Toutes les parties en conviennent : même si un homme a été grièvement blessé, les conséquences du coup de folie d’Abdesselam Metaoui auraient pu être autrement plus tragiques, ce 14 décembre 2015.
Après deux ans de détention provisoire, ce père de quatre enfants au lourd passé de délinquant, assagi depuis quelque temps, devait répondre ce mercredi de ses actes. Il y a dans cette affaire effarante, pour ne pas écrire effrayante, ce que l’on sait avec certitude, et ce qui prête à confusion.
Certitudes tout d’abord. Abdesselam Metaoui, 50 ans, s’était bien fourni un pistolet-mitrailleur Ingram connu pour son instabilité, pour 2.000 € dit-il. C’est bien lui qui ce jour-là, à 13 h 40, a aveuglement ouvert le feu au milieu de parents et d’enfants, juste devant le collège Voltaire et une école voisine. Bien lui qui a touché un homme aux jambes, au bassin et à la main.
Le mobile ? « On croit rêver », pose la présidente du tribunal, « mais tout part d’un conflit entre deux collégiens ! ». Conflit initialement anodin qui prendra, en trois mois, d’affolantes proportions, sans que les plaintes déposées n’aboutissent à l’intervention de la police ( lire ci-dessous ). Ce qui a d’ailleurs été vertement reproché par l’avocat de M. Metaoui, Me Schwerdorffer.

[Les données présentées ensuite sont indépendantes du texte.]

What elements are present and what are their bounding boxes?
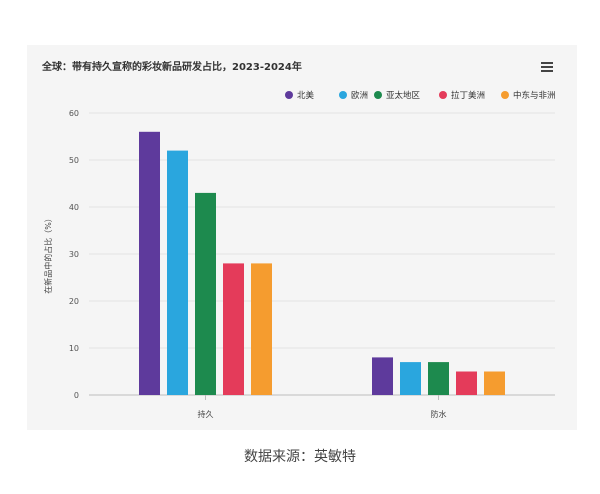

« Planoise, c’est devenu un monde de cow-boy »
Il y a aussi ces zones d’ombre. M. Metaoui affirme s’être senti pris dans un guet-apens, face à deux, voire trois, personnes « missionnées » par la famille adverse pour l’accueillir devant le collège. Et que celles-ci étaient armées. Aucune arme, pourtant, n’a été retrouvée sur le jeune individu mitraillé, au casier judiciaire par ailleurs émaillé de nombreuses condamnations pour violences. « Ce n’est pas un saint, mais ça n’enlève rien à son statut de victime. Ce qui s’est passé, c’est de la sauvagerie à l’état pur », s’agace Me Bernard, l’avocat de l’homme criblé de balles.
Abdesselam Metaoui a envie de se justifier. En long, en large. Parfois de travers. « Je n’ai pas d’explication rationnelle à ce que j’ai fait. Je voulais me protéger et protéger ma famille », répète-t-il. « J’avais peur. C’est un sentiment humain qu’on ne peut pas contrôler. Planoise, c’est devenu un monde de cow-boy. Avant j’étais dans le milieu, avec de vrais hommes, jamais on ne m’avait sorti de flingue. Maintenant, tous les jeunes sont armés et se prennent pour les boss », poursuit-il.
Une position qui fait sortir la procureure de la République de ses gonds : « C’est paradoxal, en agissant ainsi, vous participez à cette réputation terrible de Planoise. Dans ce dossier, tout a été déraisonnable. Tous l’ont été, père, mère, enfants. Cette arme aurait pu faire un carnage ».
D’une voix rauque, puissante, Edwige Roux-Morizot poursuit : « Quel exemple a-t-il donné à son fils ? Qu’on règle ses problèmes au pistolet-mitrailleur ? Génération perdue, que ces gamins qui ont vu et vécu ça ! ». Cinq à six ans d’emprisonnement sont requis par le ministère public. Les juges ont eu la main moins lourde : Abdesselam Metaoui écope de trois ans de prison.
L’escalade incontrôlée jusqu’aux tirs
Ce 14 décembre 2015, Abdesselam Metaoui ouvre le feu vers 13 h 40 devant le collège Voltaire, à deux pas d’une autre école, alors que tous les élèves regagnaient les classes. Panique totale. Un homme est gravement blessé aux jambes, au bassin et à une main (30 jours d’ITT).
Le tireur se rendra de lui-même aux autorités le lendemain. Il explique son geste par un conflit entre son garçon et un autre enfant, qui s’est propagé à la sphère parentale. La famille Metaoui avait d’ailleurs porté plainte à deux reprises, en octobre et en novembre, pour dénoncer certains faits. Menace avec arme de poing. Pneus crevés. Voiture incendiée. La spirale était devenue infernale.
Dans le camp d’en face, une plainte avait également été déposée, après qu’Abdesselam Metaoui se soit rendu à son tour au domicile « adverse » pour signifier que lui aussi était armé. Le collège Voltaire, pour sa part, avait déposé plainte contre la famille mise en cause par le clan Metaoui.